Engaging in regular, vigorous exercise raises your chance of getting sick.
You can also run the danger of getting hurt.
Therefore, resting is definitely preferable to working out if you feel weak or physically worn out.
Which workouts are safe to do when sick?
If your cold symptoms can be controlled and you’re still in the mood to work out then go for a moderate-intensity cardiovascular activity for 30 to 45 minutes a session.
A low-impact workout on an elliptical machine or stationary cycle as well as a brisk 30-minute stroll outside is also safe to do when you have a mild cold.
To prevent spreading your illness to others, try not to go to the gym and perform your workout routine at home.
Consider it your cue to stop working out if you ever get dizziness, tightness in your chest, or any type of pain.
However, if all goes according to plan, you could have a psychological lift following exercise, which could otherwise depress you when you are ill.
Once your cold has completely subsided, carefully resume your exercise regimen while gradually increasing the duration and intensity of your workouts.
According to research, frequent, moderate exercise can actually reduce inflammation, boost your immune system, and reduce your chance of developing upper respiratory infections in the first place when you’re healthy.
Recall that extreme exercise can boost your body’s needs and could even momentarily suppress your immune system.
This is why it’s not a good idea to overtrain or engage in several exercise sessions throughout the day while you’re sick with a cold, even a mild one.

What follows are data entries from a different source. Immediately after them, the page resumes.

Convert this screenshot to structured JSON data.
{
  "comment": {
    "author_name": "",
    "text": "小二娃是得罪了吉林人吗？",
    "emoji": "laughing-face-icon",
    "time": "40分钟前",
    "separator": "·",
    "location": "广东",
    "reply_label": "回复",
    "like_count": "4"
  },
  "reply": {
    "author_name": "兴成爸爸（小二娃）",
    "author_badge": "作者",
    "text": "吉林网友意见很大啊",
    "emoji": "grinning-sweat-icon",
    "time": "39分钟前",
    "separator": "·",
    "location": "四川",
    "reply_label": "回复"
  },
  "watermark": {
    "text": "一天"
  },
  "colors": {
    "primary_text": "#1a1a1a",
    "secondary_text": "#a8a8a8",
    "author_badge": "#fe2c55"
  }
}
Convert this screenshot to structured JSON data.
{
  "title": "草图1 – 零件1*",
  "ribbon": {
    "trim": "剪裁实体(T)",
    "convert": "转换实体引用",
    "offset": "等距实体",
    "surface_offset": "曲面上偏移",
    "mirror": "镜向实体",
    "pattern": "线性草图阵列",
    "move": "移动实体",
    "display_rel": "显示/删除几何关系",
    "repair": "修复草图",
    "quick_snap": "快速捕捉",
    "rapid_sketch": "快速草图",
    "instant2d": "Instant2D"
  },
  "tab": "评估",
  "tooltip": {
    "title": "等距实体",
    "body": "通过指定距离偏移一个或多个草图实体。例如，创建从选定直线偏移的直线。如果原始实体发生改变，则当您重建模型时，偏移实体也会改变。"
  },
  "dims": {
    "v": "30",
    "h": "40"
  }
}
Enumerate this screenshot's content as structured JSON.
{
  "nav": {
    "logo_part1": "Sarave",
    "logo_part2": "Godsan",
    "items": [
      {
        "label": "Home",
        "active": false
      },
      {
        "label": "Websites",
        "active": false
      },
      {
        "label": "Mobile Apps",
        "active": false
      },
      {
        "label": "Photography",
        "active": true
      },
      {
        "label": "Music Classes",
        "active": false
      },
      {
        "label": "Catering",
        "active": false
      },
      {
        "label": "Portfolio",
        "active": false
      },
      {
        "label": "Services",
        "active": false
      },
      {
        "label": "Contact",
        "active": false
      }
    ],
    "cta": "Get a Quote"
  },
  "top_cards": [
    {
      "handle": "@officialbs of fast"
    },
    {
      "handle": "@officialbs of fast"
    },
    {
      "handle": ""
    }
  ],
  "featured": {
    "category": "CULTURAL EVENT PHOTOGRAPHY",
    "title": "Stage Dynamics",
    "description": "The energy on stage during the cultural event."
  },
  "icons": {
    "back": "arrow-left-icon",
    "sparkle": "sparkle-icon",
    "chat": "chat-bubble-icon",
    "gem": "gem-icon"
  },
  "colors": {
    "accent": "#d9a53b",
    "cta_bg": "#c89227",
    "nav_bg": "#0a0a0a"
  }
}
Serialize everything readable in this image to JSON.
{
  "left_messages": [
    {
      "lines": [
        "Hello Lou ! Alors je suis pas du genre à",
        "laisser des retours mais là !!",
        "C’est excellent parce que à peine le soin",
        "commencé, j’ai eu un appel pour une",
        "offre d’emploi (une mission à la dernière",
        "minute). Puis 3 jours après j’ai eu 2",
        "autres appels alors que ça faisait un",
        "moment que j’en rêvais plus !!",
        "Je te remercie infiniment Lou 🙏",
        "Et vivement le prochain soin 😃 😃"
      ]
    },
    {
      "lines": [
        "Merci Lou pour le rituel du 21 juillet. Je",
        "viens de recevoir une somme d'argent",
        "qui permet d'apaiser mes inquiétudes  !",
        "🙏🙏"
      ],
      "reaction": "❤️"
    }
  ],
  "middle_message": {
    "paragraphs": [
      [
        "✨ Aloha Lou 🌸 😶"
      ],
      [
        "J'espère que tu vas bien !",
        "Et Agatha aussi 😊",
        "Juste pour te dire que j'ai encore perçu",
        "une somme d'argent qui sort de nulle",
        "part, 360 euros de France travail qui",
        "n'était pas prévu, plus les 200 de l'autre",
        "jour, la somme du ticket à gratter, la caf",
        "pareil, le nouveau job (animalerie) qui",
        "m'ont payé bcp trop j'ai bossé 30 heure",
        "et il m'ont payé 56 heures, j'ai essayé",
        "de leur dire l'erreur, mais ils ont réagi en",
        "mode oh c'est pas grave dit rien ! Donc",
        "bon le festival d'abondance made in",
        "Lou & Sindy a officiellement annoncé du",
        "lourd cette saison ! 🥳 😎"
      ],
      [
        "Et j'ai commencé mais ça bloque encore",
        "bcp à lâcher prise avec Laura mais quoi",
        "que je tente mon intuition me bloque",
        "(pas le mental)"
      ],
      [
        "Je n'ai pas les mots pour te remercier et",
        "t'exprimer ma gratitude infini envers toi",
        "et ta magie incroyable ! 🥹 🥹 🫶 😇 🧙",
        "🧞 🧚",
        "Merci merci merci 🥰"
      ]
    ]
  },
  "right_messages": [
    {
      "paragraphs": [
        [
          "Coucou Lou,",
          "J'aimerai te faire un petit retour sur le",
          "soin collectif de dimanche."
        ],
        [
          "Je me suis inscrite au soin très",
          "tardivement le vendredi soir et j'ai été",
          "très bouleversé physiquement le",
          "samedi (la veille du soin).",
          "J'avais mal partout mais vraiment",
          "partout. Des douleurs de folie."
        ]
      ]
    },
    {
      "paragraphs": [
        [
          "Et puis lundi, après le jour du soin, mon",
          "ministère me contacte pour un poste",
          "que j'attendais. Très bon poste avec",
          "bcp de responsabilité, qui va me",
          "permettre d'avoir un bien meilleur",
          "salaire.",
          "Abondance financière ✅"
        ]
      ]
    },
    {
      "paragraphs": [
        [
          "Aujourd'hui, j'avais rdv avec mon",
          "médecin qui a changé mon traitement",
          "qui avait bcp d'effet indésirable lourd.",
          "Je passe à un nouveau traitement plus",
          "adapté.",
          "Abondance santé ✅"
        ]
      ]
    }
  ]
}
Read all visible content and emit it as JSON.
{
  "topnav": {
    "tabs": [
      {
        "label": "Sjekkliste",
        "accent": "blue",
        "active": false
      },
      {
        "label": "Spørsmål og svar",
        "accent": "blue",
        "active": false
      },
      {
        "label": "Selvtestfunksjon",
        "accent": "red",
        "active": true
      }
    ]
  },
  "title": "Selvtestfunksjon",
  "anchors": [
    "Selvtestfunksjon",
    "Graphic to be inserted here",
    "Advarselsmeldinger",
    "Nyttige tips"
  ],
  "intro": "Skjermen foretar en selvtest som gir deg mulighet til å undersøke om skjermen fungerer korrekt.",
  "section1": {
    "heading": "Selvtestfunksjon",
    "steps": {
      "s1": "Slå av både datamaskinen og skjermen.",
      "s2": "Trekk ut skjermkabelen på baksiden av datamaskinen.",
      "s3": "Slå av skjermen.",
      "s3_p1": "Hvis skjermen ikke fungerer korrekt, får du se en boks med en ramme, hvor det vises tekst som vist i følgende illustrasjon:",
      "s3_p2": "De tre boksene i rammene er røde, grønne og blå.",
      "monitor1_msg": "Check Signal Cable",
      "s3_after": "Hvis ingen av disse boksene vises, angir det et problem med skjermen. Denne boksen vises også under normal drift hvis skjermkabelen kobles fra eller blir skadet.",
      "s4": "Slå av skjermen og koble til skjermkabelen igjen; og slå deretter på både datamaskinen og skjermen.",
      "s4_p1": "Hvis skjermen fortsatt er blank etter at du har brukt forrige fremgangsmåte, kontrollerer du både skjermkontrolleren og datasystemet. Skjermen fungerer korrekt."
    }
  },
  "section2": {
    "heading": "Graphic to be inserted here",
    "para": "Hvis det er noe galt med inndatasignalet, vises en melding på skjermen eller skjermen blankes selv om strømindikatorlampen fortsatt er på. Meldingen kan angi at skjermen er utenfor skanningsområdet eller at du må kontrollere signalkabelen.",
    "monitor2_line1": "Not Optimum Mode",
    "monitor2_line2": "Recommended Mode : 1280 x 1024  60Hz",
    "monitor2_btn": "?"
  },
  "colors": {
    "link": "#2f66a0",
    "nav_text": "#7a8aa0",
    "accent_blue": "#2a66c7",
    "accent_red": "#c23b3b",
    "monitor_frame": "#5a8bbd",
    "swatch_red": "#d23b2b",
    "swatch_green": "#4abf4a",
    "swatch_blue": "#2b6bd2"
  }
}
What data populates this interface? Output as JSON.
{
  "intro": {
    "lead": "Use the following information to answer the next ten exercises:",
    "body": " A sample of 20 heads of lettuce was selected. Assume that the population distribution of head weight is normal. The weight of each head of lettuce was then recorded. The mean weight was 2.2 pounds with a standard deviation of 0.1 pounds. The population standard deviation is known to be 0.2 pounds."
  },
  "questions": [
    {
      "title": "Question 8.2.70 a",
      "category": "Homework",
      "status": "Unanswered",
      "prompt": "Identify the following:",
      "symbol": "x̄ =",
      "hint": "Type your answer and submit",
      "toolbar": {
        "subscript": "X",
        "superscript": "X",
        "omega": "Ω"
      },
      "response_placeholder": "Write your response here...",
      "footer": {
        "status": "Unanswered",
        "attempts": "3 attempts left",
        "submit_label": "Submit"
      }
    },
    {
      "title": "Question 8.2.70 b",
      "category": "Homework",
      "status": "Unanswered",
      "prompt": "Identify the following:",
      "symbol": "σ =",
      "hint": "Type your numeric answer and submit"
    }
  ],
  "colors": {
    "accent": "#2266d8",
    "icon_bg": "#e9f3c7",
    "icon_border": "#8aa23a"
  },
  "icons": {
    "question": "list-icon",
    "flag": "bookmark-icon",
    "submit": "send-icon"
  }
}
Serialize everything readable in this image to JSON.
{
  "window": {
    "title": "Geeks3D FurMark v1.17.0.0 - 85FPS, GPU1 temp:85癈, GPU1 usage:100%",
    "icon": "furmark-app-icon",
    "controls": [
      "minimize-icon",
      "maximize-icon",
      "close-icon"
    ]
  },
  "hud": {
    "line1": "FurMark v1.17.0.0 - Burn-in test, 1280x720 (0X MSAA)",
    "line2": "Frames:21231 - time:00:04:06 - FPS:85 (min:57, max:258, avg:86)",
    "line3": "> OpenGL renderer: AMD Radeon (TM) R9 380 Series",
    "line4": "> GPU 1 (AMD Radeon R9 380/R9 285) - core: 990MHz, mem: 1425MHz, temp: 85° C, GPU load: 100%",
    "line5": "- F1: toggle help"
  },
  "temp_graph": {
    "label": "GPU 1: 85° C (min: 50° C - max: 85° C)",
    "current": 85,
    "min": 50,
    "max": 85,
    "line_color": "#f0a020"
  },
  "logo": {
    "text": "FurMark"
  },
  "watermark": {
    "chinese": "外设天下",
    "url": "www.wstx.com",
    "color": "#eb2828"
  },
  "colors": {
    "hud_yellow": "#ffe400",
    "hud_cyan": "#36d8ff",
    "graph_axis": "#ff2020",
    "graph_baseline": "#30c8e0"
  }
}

Instead, try to concentrate on doing reasonable amounts of activity that won’t cause you to lose your fitness gains but also won’t make your symptoms worse.
Here are a few examples:
- Partake in low-impact aerobic activity
- Employ low-impact workout gear like an elliptical or a bicycle to walk
- Reduce your workout volume and intensity until you begin to feel better
- Exercises requiring balance or upside-down positions, such as yoga, should only be performed with caution if you have a cold or stuffy nose or ears
How can you get over a cold more quickly?
The good news is that colds typically go away on their own.
You can resume exercising after a few days when they usually go.
Therefore, taking care of yourself while you’re sick can aid in your recovery.
- Getting enough rest
- Drinking water to prevent dehydration
- Washing your hands often to prevent catching or spreading other diseases
- Using drugs that could help you manage your symptoms, such as over-the-counter painkillers for discomfort or headaches
It could be beneficial to give yourself some time to go back into your regular workout routine while gradually increasing your effort over a few days.
If your cold just affects your neck and upper body, you can perform a light workout.
Remember that you need to restrict the time or intensity.
It is advisable to wait until you feel better if you have symptoms from the neck down.
It could be time to go to your doctor if you ever start to feel worse or your cold doesn’t seem to improve.
Maintaining an active lifestyle is a fantastic way to enhance your overall health, and it can even strengthen your immune system.
However, if some bacteria manage to sneak past your defenses, then exercise with caution and don’t overdo it, and you’ll soon be back to your usual workout schedule.